A inteligência artificial (IA) está bombando em 2024, e no mundo do Direito isso também virou pauta quente. Já tem de tudo: decisões na Justiça, discussões em órgãos públicos, projetos de lei e até muito debate acadêmico. E no meio disso tudo, a Autoridade Nacional de Proteção de Dados (ANPD) resolveu se posicionar sobre um ponto delicado: o uso de dados — até os que estão disponíveis na internet — para treinar modelos de IA.
No ano passado, a ANPD soltou uma decisão cautelar (Despacho nº 20/2024) proibindo temporariamente a Meta de usar dados, mesmo os públicos, pra treinar seus modelos. A bronca era justamente sobre o risco de que esses dados pudessem ser sensíveis — tipo informações sobre saúde, religião, orientação sexual, opinião política, e por aí vai.
Mesmo que a Meta tenha apresentado um plano de conformidade e a decisão tenha sido revertida depois, o alerta ficou: a ANPD adotou uma leitura bem rígida e ampliada do que são dados sensíveis, o que pode causar insegurança jurídica pra quem trabalha com inovação e tecnologia.
Segundo a LGPD (Lei Geral de Proteção de Dados), certos dados são oficialmente considerados sensíveis — como os biométricos, de saúde, de orientação sexual, entre outros. E quando um dado entra nessa categoria, as regras de uso são bem mais restritas. Por exemplo: as empresas não podem usar o argumento do “legítimo interesse” pra tratar esse tipo de informação — e esse é justamente o pilar de boa parte das operações com dados hoje em dia.
No caso da Meta, a ANPD argumentou que, como qualquer usuário pode postar o que quiser na plataforma, é possível que apareçam dados sensíveis nas publicações. E mesmo que a empresa não use essas postagens pra identificar ou tirar conclusões sobre esses dados, só essa possibilidade já foi suficiente pra ANPD dizer “não pode”.

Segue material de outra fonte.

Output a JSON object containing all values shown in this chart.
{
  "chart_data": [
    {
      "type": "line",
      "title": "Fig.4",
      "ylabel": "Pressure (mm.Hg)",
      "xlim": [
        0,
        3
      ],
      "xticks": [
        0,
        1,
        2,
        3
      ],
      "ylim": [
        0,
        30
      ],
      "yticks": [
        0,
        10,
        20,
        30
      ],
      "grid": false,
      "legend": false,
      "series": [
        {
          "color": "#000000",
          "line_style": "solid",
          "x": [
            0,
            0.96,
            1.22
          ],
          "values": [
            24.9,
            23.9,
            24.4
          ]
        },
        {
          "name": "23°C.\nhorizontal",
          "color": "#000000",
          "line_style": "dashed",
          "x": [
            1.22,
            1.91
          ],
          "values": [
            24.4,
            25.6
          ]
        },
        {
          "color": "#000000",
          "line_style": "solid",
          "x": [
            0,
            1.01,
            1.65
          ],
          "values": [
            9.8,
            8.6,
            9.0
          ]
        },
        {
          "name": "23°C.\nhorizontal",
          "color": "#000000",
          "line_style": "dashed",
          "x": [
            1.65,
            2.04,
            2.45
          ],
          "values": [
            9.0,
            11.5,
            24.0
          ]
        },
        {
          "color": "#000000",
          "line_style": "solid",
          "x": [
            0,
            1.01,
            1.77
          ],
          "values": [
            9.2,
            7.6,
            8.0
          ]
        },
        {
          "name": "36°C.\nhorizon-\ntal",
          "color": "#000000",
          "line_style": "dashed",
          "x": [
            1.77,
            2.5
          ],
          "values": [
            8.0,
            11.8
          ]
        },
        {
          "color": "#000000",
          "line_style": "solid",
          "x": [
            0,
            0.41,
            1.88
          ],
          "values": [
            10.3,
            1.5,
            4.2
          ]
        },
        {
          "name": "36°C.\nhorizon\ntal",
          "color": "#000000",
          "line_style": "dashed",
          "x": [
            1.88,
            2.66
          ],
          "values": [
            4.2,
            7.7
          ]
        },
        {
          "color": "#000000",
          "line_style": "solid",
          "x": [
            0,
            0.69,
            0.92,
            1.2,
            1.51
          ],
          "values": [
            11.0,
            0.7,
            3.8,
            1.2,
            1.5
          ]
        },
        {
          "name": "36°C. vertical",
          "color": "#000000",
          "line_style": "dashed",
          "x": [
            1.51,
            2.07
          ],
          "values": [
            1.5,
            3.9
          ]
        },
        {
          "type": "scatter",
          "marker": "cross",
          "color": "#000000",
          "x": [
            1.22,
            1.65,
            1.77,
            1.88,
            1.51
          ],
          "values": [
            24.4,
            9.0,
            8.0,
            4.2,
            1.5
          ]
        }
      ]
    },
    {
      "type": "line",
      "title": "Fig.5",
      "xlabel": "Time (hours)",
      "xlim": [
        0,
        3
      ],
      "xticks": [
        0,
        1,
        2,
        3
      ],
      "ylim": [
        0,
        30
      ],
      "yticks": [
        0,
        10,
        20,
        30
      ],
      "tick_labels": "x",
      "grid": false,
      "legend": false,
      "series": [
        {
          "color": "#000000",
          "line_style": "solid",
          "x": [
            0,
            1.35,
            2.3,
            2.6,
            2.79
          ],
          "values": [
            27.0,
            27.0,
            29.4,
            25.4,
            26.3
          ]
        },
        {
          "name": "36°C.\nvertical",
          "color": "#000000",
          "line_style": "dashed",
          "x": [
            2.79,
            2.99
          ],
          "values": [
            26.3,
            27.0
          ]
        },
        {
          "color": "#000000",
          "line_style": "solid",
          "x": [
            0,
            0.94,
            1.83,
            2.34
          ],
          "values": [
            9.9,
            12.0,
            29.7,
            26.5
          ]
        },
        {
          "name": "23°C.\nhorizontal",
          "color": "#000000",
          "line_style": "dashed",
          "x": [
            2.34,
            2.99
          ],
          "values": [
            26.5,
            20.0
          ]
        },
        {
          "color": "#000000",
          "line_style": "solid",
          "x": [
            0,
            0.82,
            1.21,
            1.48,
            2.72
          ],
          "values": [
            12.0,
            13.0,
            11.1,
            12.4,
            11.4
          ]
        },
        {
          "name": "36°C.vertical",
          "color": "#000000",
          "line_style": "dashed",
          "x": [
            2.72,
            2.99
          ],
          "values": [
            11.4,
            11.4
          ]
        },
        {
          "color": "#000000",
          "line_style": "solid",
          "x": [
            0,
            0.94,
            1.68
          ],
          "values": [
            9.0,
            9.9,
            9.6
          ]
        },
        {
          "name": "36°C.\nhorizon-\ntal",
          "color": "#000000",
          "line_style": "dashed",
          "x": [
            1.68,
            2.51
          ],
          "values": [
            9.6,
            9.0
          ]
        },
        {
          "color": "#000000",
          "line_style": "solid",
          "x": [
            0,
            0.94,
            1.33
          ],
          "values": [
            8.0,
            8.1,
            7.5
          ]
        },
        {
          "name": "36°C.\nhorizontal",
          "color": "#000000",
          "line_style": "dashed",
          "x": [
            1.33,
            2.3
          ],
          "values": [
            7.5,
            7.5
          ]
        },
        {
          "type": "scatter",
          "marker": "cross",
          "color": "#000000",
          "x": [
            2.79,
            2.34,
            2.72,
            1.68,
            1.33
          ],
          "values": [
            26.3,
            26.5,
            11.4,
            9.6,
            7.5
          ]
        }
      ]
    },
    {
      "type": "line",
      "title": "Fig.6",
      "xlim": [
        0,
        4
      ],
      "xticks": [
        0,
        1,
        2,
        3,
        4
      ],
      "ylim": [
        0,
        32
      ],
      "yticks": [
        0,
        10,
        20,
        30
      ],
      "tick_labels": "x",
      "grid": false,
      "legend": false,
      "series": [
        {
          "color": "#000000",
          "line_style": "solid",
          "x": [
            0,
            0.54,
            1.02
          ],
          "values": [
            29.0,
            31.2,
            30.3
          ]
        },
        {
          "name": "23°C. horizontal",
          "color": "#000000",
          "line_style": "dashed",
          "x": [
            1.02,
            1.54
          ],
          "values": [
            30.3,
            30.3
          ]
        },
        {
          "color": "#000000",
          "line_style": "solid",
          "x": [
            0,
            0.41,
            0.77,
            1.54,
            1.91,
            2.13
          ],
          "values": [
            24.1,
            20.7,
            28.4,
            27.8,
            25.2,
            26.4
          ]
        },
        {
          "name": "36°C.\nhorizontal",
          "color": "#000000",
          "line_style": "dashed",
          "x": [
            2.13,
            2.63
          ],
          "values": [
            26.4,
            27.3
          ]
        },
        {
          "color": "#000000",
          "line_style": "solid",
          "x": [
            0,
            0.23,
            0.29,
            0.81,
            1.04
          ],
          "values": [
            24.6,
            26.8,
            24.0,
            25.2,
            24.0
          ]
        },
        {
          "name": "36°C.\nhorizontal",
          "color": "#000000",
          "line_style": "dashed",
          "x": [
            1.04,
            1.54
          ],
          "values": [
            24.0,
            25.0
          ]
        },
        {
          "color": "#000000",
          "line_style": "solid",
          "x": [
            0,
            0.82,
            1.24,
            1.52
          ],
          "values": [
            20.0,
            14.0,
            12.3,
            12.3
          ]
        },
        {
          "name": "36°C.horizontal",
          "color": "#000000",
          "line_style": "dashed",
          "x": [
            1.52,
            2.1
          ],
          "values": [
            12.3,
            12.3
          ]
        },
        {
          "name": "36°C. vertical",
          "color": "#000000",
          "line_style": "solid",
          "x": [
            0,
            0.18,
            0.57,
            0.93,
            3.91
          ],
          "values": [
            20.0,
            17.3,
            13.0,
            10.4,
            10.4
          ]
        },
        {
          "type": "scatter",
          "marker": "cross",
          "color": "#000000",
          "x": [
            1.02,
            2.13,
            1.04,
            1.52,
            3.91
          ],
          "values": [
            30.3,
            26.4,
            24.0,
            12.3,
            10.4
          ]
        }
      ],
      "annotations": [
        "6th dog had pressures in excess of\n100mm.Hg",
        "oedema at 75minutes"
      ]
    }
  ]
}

O problema é que esse tipo de interpretação amplia tanto o conceito de “dado sensível” que começa a perder o foco. Se uma simples foto de alguém usando óculos ou com o braço enfaixado já for tratada como dado de saúde, sem nem olhar pra intenção de uso, a gente corre o risco de banalizar a proteção desses dados — e aí, quando a situação for realmente séria, essa proteção pode acabar sendo menos efetiva.
No universo da IA, isso é ainda mais complicado. Pra IA generativa funcionar bem, ela precisa ser treinada com uma montanha de dados. E, na maioria das vezes, não importa se a informação é de fulano ou ciclano — o que interessa é o padrão de comportamento, o contexto, o conteúdo em si. O modelo não quer saber se o Luís é advogado e usa óculos, mas sim como advogados da área de tecnologia atuam no geral.
Os avanços que vimos nos últimos anos só foram possíveis graças a esse tipo de treinamento. Quanto mais dados, melhor o modelo consegue aprender — e menos enviesado ele tende a ser. Ou seja, na prática, os dados pessoais acabam sendo descartáveis nesse processo.
Então fica a pergunta: será que vale mesmo restringir tanto o uso de dados, a ponto de barrar o desenvolvimento de IA no Brasil? A proteção de dados é, sim, um direito fundamental. Mas inovação e tecnologia também são valores constitucionais. E o desafio é justamente equilibrar esses dois lados.
Essa conversa é ainda mais importante agora, com a Comissão Especial da Câmara dos Deputados analisando o projeto de lei que pretende regular a inteligência artificial no Brasil (PL 2338/23). Vai ser esse projeto que pode definir as regras do jogo por aqui.
Resumindo: proteger os dados é essencial, mas travar o avanço da IA por medo de interpretação exagerada não parece o melhor caminho. É hora de ajustar essa balança com cuidado — e bom senso.